In order to address the trade-off between running time and accuracy when performing large-scale analysis, we have implemented two different tree search algorithms in MultiPhyl and given the user the option to select which algorithm they wish to use to analyse their dataset. The first tree- building algorithm initially constructs an NJ tree and then iteratively improves the trees by repeatedly performing all possible simultaneous NNI and local branch length optimization swaps that improve the likelihood until convergence (4
). The model parameters are also optimized after each round of NNI swaps. Finally, all of the branch lengths are globally optimized to improve the final likelihood of the tree. The second tree search algorithm implemented in MultiPhyl allows the user to define a maximal depth of subtree pruning and regrafting (SPR) rearrangements to perform from each node of the tree.
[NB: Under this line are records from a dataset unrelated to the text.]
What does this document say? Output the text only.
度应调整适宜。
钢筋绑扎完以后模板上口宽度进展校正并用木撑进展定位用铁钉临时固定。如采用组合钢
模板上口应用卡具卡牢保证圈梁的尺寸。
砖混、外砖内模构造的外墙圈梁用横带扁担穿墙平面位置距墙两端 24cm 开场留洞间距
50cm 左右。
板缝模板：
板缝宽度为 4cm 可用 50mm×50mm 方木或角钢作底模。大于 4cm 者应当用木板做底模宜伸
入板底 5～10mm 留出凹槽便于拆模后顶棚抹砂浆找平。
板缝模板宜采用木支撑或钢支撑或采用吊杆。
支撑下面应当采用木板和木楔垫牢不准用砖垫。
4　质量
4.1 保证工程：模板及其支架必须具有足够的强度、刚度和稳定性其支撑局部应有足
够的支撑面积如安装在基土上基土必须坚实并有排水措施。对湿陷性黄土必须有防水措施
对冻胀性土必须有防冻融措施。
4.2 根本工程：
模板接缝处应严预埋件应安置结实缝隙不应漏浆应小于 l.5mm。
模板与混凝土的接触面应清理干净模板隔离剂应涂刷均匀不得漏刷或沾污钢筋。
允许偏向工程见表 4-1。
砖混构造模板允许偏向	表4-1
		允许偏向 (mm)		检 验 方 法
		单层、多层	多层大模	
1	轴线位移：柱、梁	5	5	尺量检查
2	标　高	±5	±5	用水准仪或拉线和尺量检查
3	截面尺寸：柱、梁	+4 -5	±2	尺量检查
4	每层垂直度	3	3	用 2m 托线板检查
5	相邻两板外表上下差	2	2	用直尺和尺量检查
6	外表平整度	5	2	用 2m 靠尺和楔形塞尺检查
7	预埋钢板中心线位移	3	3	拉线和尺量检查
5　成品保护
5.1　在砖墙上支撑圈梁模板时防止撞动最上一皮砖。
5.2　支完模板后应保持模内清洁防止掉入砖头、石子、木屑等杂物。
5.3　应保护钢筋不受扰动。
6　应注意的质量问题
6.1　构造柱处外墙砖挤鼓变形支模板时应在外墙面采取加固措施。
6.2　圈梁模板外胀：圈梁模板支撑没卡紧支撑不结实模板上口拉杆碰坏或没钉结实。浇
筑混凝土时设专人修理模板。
The SPR tree search algorithm begins by creating a starting tree by performing the NNI search algorithm outlined above and then iteratively visits each node of the tree and performs SPR rearrangements spanning increasing levels of the tree (beginning at 2 levels and continuing up to a user-defined maximum). In order to accommodate both long tree searches and the varying computational abilities of the available donor machines, if an individual tree search has not converged after 60
min on a particular machine, then the current state of the tree search is saved and returned to the server. This tree search is then re-issued to another donor machine to continue optimizing the tree. This also ensures that if a donor machine fails (e.g. crashes or is switched off), it is only possible to lose a maximum of approximately 60
min computing time for any tree search.
One significant challenge in a distributed computing environment is the huge disparity of available memory on the donor machines. This is a particular issue in phylogenetics as the amount of memory consumed by ML-based phylogeny programs increases linearly with sequence length and number of taxa. MultiPhyl implements a dynamic memory scheme where the minimum memory requirements of each task is first set to some initial value (default is 60
Mb). When a donor machine requests a work unit, the donor machine can only be issued a particular task (model optimization or tree search) that has a memory requirement less than the amount of memory available to the Java Virtual Machine (JVM) on the donor machine. If a donor machine reports that the JVM ran out of memory while attempting to perform a particular task, the server dynamically increases the minimum memory requirements of that individual task to a level that is suitable for the task. If no machine with sufficient memory can be detected after q
attempts (default value for q
is 5), then the problem is removed from the system with an appropriate entry in the log file returned to the user. This dynamic scheme ensures that each phylogenetic computation can gain access to the maximum amount of computational resources available to MultiPhyl as the user is not required to decide a priori what types of machines are capable of processing their dataset.